Brown received her education at the Monroe County Academy and prior, at the local district school. She went on to teach for a few years before opting to further her education. Her father assisted her in pursuing her studies at Oberlin College in the “literary course.” She completed this study in 1847 and subsequently decided to pursue a theological degree at the same institution.  This was opposed by the Oberlin professors and also her family. Brown was determined, and the faculty eventually had to find a middle ground and let her attend lectures and accept invitations to preach.
They did not, however, grant her a license to preach, and she was not permitted to graduate after completing the course in 1850.


Brown became more engaged in the nineteenth-century women’s rights, temperance, and anti-slavery movements when she was a student at Oberlin. She gave many temperance talks in Ohio in 1847. She gave a speech on women’s rights at the Baptist church in Henrietta the same year.

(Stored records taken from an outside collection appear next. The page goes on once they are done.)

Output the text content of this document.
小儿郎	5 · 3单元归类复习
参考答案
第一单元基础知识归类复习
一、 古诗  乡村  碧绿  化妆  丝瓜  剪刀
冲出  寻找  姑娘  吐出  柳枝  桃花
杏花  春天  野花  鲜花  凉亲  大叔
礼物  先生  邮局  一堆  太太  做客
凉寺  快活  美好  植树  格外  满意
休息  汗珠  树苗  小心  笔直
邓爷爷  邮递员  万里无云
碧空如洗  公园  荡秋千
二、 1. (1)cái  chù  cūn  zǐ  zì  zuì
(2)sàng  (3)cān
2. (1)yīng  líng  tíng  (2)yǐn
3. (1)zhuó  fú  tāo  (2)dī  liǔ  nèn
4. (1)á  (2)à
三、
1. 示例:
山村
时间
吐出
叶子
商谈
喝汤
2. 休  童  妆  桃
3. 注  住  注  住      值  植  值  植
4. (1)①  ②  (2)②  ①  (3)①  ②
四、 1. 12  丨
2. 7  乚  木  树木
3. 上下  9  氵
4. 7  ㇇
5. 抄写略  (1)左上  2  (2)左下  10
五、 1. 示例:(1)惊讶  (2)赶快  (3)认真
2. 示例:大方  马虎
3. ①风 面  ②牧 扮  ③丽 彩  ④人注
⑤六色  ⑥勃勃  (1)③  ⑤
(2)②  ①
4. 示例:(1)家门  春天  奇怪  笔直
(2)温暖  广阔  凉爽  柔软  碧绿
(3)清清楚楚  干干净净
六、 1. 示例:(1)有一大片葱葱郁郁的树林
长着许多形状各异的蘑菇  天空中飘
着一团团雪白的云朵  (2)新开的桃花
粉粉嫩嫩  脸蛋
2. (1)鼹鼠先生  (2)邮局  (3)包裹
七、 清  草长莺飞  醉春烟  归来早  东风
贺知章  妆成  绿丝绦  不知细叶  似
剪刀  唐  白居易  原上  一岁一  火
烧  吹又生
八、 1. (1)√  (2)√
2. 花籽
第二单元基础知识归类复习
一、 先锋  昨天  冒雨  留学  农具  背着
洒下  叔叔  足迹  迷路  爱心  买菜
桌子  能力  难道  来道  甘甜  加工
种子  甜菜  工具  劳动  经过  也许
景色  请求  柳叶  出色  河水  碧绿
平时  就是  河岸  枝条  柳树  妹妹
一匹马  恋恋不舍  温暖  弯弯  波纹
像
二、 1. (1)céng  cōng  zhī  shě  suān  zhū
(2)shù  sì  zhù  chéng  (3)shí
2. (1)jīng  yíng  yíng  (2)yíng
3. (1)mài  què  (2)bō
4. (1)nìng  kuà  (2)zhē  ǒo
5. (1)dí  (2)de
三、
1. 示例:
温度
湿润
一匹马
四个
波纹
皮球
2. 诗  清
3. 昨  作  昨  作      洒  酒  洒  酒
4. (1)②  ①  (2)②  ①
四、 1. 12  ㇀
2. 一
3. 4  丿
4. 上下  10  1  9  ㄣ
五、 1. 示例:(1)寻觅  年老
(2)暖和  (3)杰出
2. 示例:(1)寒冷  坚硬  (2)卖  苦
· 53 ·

She worked as a lecturer for a few years after graduating from college, giving speeches on various areas of the reform movement throughout New York, Ohio, Pennsylvania, and New England. She also spoke in a number of early women’s rights conventions, including one in Syracuse, New York in 1852.
Brown had a particularly active year in 1853. She was a delegate to the World’s Temperance Convention in New York City and attended women’s rights meetings in New York City and Cleveland. At the Temperance Convention, severally, she attempted to speak but was shouted down by a hostile audience and eventually expelled because she was a woman.